The blue dots on this Google Earth image shows funnels where deer are likely to travel often.
Using calls and scents during the rut
Deer calls can be effective if used at the right times. Deer calls can be made with grunt tubes or can calls.
- Grunt tubes come in many shapes and sizes and are often adjustable so a hunter can imitate both doe and buck vocalizations. Grunt tubes can be used to call “blindly” (when no deer is in sight but may be nearby) in hopes that a deer will come to investigate. Try two short grunts each lasting one second and only one second apart. Then follow a few seconds later with a slightly longer grunt that gets louder at the end of the call. (mmeeeehhhh… mmeeeehhhh…mmeeeeeeeeHHHHHHHH)
Grunt tubes are most effective when a deer is visible but not within shooting range. Deer are curious and are looking for mates during the rut. One soft grunt can get a deer’s attention and another soft grunt will allow the animal to pinpoint the location of the sound. With luck, this method can call a deer off their route and into range.

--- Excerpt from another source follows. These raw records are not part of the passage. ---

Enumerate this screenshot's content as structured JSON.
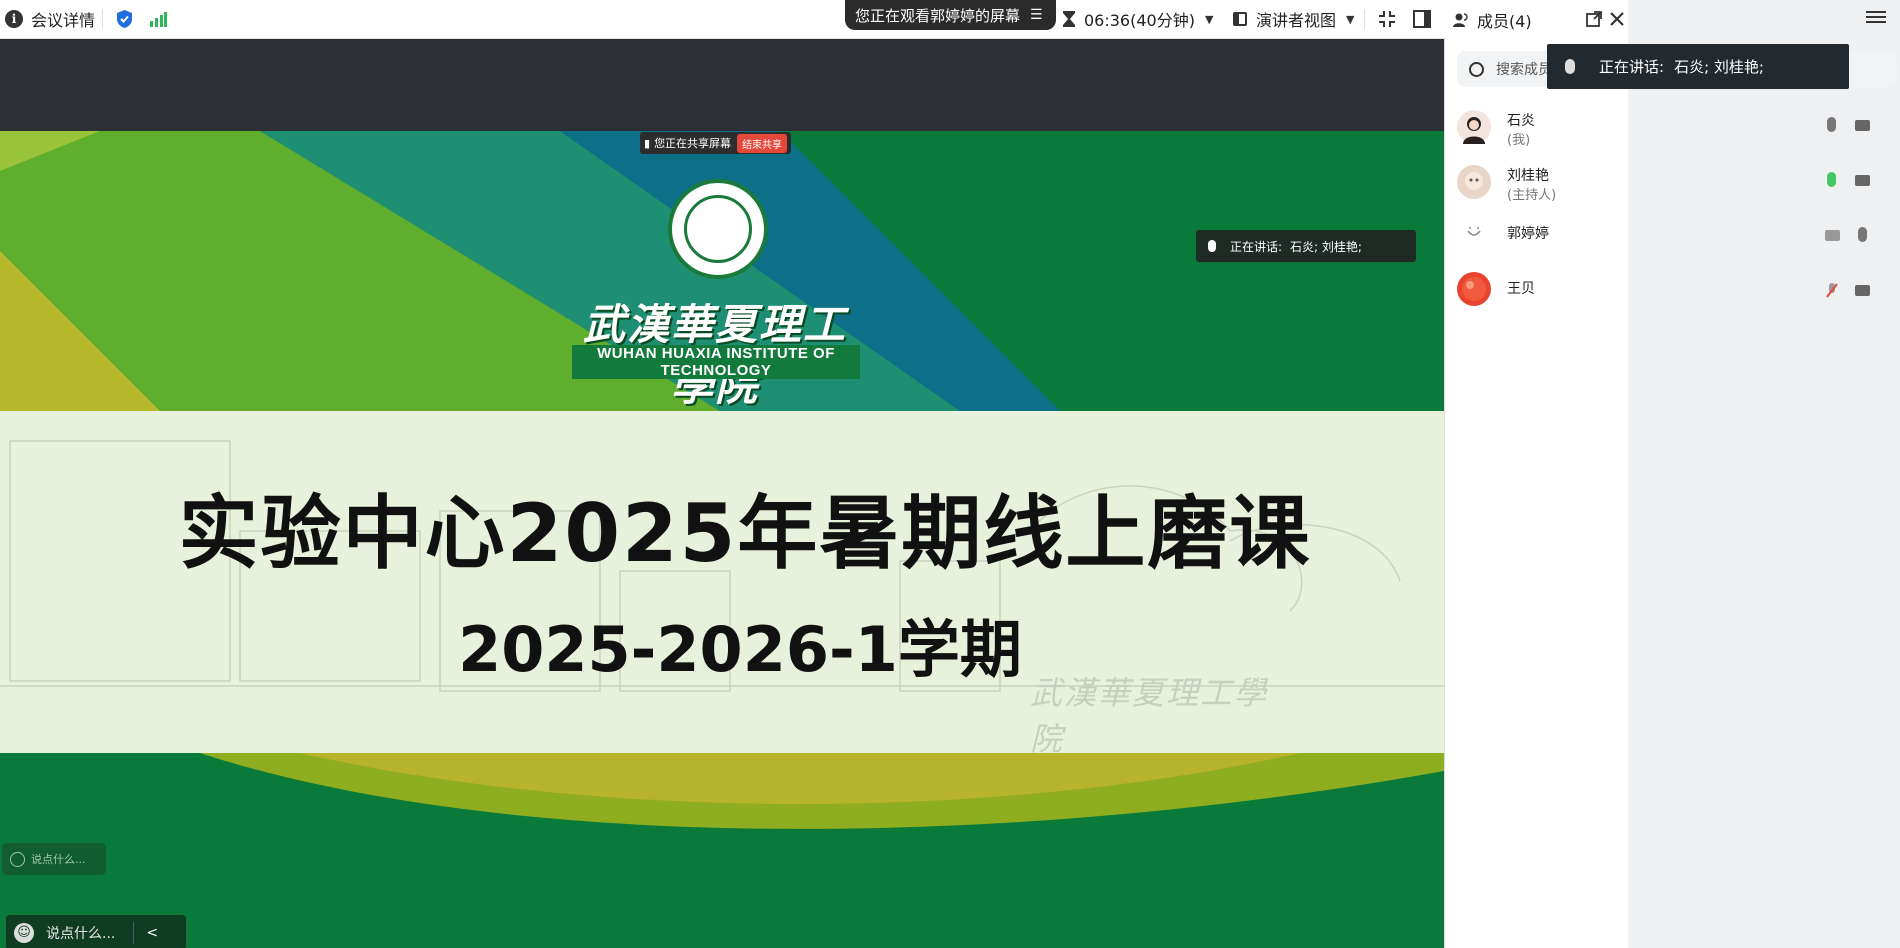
{
  "topbar": {
    "meeting_details": "会议详情",
    "watching_notice": "您正在观看郭婷婷的屏幕",
    "timer": "06:36(40分钟)",
    "view_mode": "演讲者视图",
    "members_tab": "成员(4)"
  },
  "speaking": {
    "label": "正在讲话:",
    "names": "石炎; 刘桂艳;"
  },
  "share": {
    "sharing_notice": "您正在共享屏幕",
    "stop_label": "结束共享"
  },
  "slide": {
    "school_name_cn": "武漢華夏理工學院",
    "school_name_en": "WUHAN HUAXIA INSTITUTE OF TECHNOLOGY",
    "title": "实验中心2025年暑期线上磨课",
    "subtitle": "2025-2026-1学期",
    "watermark": "武漢華夏理工學院"
  },
  "chat": {
    "placeholder": "说点什么..."
  },
  "members_panel": {
    "search_placeholder": "搜索成员",
    "members": [
      {
        "name": "石炎",
        "tag": "(我)"
      },
      {
        "name": "刘桂艳",
        "tag": "(主持人)"
      },
      {
        "name": "郭婷婷",
        "tag": ""
      },
      {
        "name": "王贝",
        "tag": ""
      }
    ]
  },
  "colors": {
    "slide_green": "#0a7a3a",
    "speaking_mic": "#44c767",
    "stop_share_red": "#e4483b"
  }
}
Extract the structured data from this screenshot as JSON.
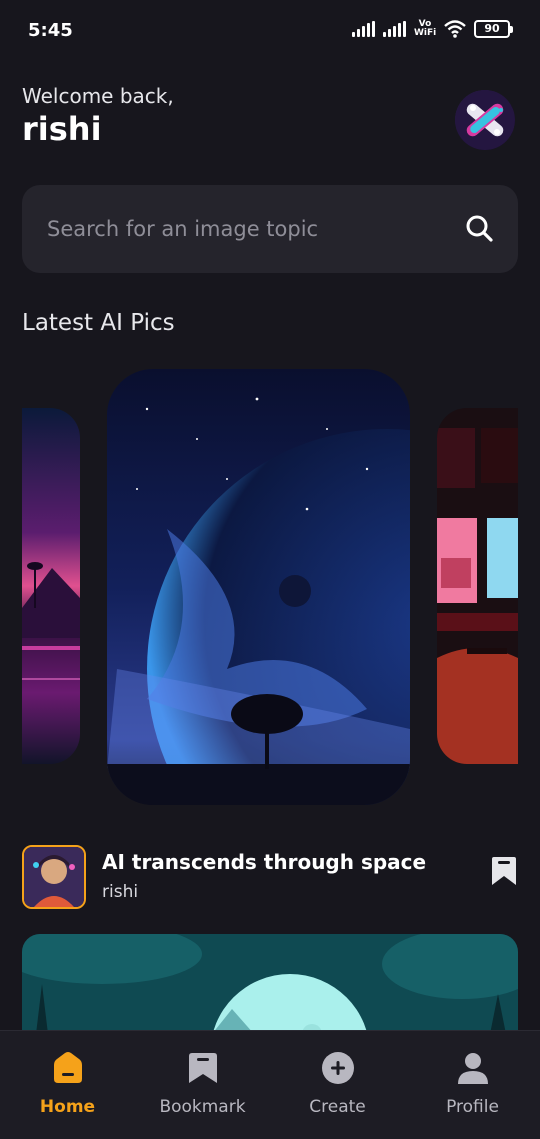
{
  "status_bar": {
    "time": "5:45",
    "network_label": "Vo WiFi",
    "battery": "90"
  },
  "header": {
    "welcome": "Welcome back,",
    "username": "rishi",
    "avatar_icon": "crossed-tools-avatar-icon"
  },
  "search": {
    "placeholder": "Search for an image topic",
    "value": "",
    "icon": "search-icon"
  },
  "section": {
    "title": "Latest AI Pics"
  },
  "post": {
    "title": "AI transcends through space",
    "author": "rishi",
    "bookmark_icon": "bookmark-icon"
  },
  "nav": {
    "items": [
      {
        "label": "Home",
        "icon": "home-icon",
        "active": true
      },
      {
        "label": "Bookmark",
        "icon": "bookmark-icon",
        "active": false
      },
      {
        "label": "Create",
        "icon": "plus-circle-icon",
        "active": false
      },
      {
        "label": "Profile",
        "icon": "user-icon",
        "active": false
      }
    ]
  },
  "colors": {
    "background": "#17161d",
    "surface": "#25242c",
    "accent": "#f5a21a",
    "nav_inactive": "#b8b7c0"
  }
}
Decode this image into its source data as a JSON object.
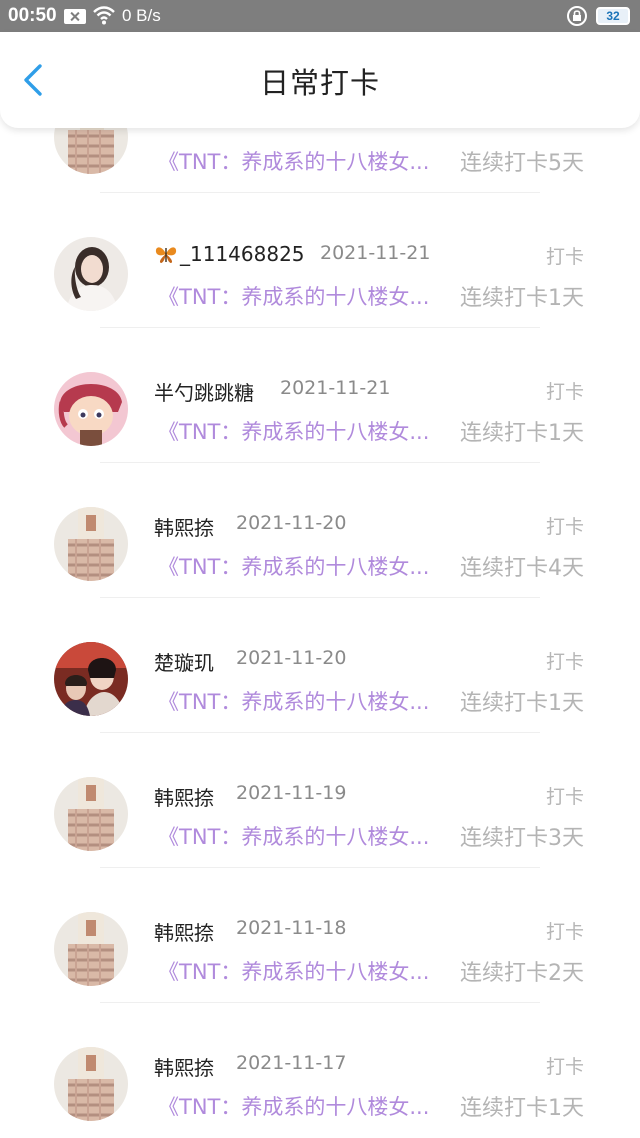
{
  "status_bar": {
    "time": "00:50",
    "network_speed": "0 B/s",
    "battery": "32"
  },
  "header": {
    "title": "日常打卡",
    "back_icon": "chevron-left-icon"
  },
  "records": [
    {
      "name": "",
      "date": "",
      "tag": "",
      "book": "《TNT：养成系的十八楼女...",
      "streak": "连续打卡5天",
      "avatar": "girl-plaid-skirt"
    },
    {
      "name": "_111468825",
      "name_prefix_icon": "butterfly-icon",
      "date": "2021-11-21",
      "tag": "打卡",
      "book": "《TNT：养成系的十八楼女...",
      "streak": "连续打卡1天",
      "avatar": "girl-portrait"
    },
    {
      "name": "半勺跳跳糖",
      "date": "2021-11-21",
      "tag": "打卡",
      "book": "《TNT：养成系的十八楼女...",
      "streak": "连续打卡1天",
      "avatar": "cartoon-girl"
    },
    {
      "name": "韩熙捺",
      "date": "2021-11-20",
      "tag": "打卡",
      "book": "《TNT：养成系的十八楼女...",
      "streak": "连续打卡4天",
      "avatar": "girl-plaid-skirt"
    },
    {
      "name": "楚璇玑",
      "date": "2021-11-20",
      "tag": "打卡",
      "book": "《TNT：养成系的十八楼女...",
      "streak": "连续打卡1天",
      "avatar": "drama-poster"
    },
    {
      "name": "韩熙捺",
      "date": "2021-11-19",
      "tag": "打卡",
      "book": "《TNT：养成系的十八楼女...",
      "streak": "连续打卡3天",
      "avatar": "girl-plaid-skirt"
    },
    {
      "name": "韩熙捺",
      "date": "2021-11-18",
      "tag": "打卡",
      "book": "《TNT：养成系的十八楼女...",
      "streak": "连续打卡2天",
      "avatar": "girl-plaid-skirt"
    },
    {
      "name": "韩熙捺",
      "date": "2021-11-17",
      "tag": "打卡",
      "book": "《TNT：养成系的十八楼女...",
      "streak": "连续打卡1天",
      "avatar": "girl-plaid-skirt"
    }
  ],
  "colors": {
    "accent": "#2f9ee8",
    "book_title": "#b08adc",
    "secondary_text": "#b4b4b4",
    "status_bar": "#7e7e7e"
  }
}
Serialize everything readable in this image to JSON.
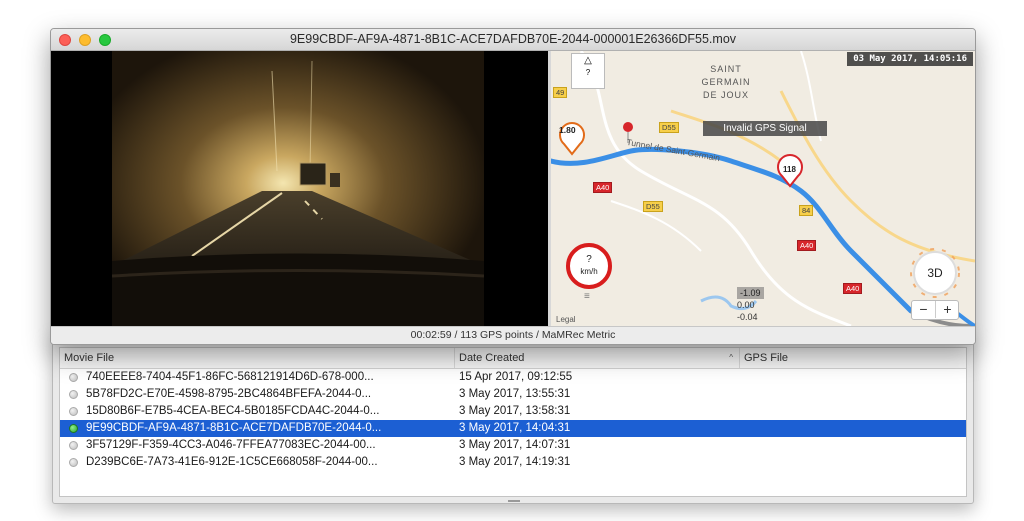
{
  "player": {
    "title": "9E99CBDF-AF9A-4871-8B1C-ACE7DAFDB70E-2044-000001E26366DF55.mov",
    "status": "00:02:59 / 113 GPS points / MaMRec Metric"
  },
  "map": {
    "timestamp": "03 May 2017, 14:05:16",
    "gps_banner": "Invalid GPS Signal",
    "unknown_box": "?",
    "speed_value": "?",
    "speed_unit": "km/h",
    "marker_left": "1.80",
    "marker_right": "118",
    "legal": "Legal",
    "values": [
      "-1.09",
      "0.00",
      "-0.04"
    ],
    "button_3d": "3D",
    "zoom_out": "−",
    "zoom_in": "+",
    "town": [
      "SAINT",
      "GERMAIN",
      "DE JOUX"
    ],
    "tunnel_label": "Tunnel de Saint-Germain",
    "road_labels": {
      "d55_top": "D55",
      "d55_bottom": "D55",
      "a40_left": "A40",
      "a40_mid": "A40",
      "a40_right": "A40",
      "n84": "84",
      "r49": "49"
    }
  },
  "file_list": {
    "columns": [
      "Movie File",
      "Date Created",
      "GPS File"
    ],
    "sort_indicator": "^",
    "rows": [
      {
        "file": "740EEEE8-7404-45F1-86FC-568121914D6D-678-000...",
        "date": "15 Apr 2017, 09:12:55",
        "status": "none"
      },
      {
        "file": "5B78FD2C-E70E-4598-8795-2BC4864BFEFA-2044-0...",
        "date": "3 May 2017, 13:55:31",
        "status": "none"
      },
      {
        "file": "15D80B6F-E7B5-4CEA-BEC4-5B0185FCDA4C-2044-0...",
        "date": "3 May 2017, 13:58:31",
        "status": "none"
      },
      {
        "file": "9E99CBDF-AF9A-4871-8B1C-ACE7DAFDB70E-2044-0...",
        "date": "3 May 2017, 14:04:31",
        "status": "active",
        "selected": true
      },
      {
        "file": "3F57129F-F359-4CC3-A046-7FFEA77083EC-2044-00...",
        "date": "3 May 2017, 14:07:31",
        "status": "none"
      },
      {
        "file": "D239BC6E-7A73-41E6-912E-1C5CE668058F-2044-00...",
        "date": "3 May 2017, 14:19:31",
        "status": "none"
      }
    ]
  },
  "colors": {
    "selection": "#1c5fd3",
    "route": "#3b8fe6",
    "speed_ring": "#d81d1d",
    "marker_orange": "#e26b19",
    "marker_red": "#d7262b"
  }
}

- Can calls are designed to imitate a doe in heat and can be highly effective for calling in a rutting buck. Can calls are all the same but larger cans produce louder calls than smaller calls. Large (loud) calls can be used when no deer is in sight, smaller (softer) calls are more effective when a buck is within sight but out of range.
Note about calls: Deer can pinpoint the location of a call and often respond by coming directly toward you on high alert. This reaction can make an ethical broadside shot more difficult. It can also make it extremely difficult draw your bow without being seen. Rattling antlers, grunting, and other deer calls can also attract other hunters. Be sure to identify your target.
Deer scents can be useful when hunting the rut but they can also backfire.
During the rut, hunters often use a “doe in heat” scent. A buck’s drive to breed can lead them to make poor decisions and come running to investigate the scent of a possible mate. The use of scents may also hinder deer from coming into your range. The new scent of an unrecognized deer can cause other does in the area to steer clear of your area. Alarmed deer can also leave a scent that can alert other animals in the area of potential danger that can linger for hours.
Note: Due to the risk of introducing Chronic Wasting Disease to Massachusetts, MassWildlife recommends using only synthetic deer urine.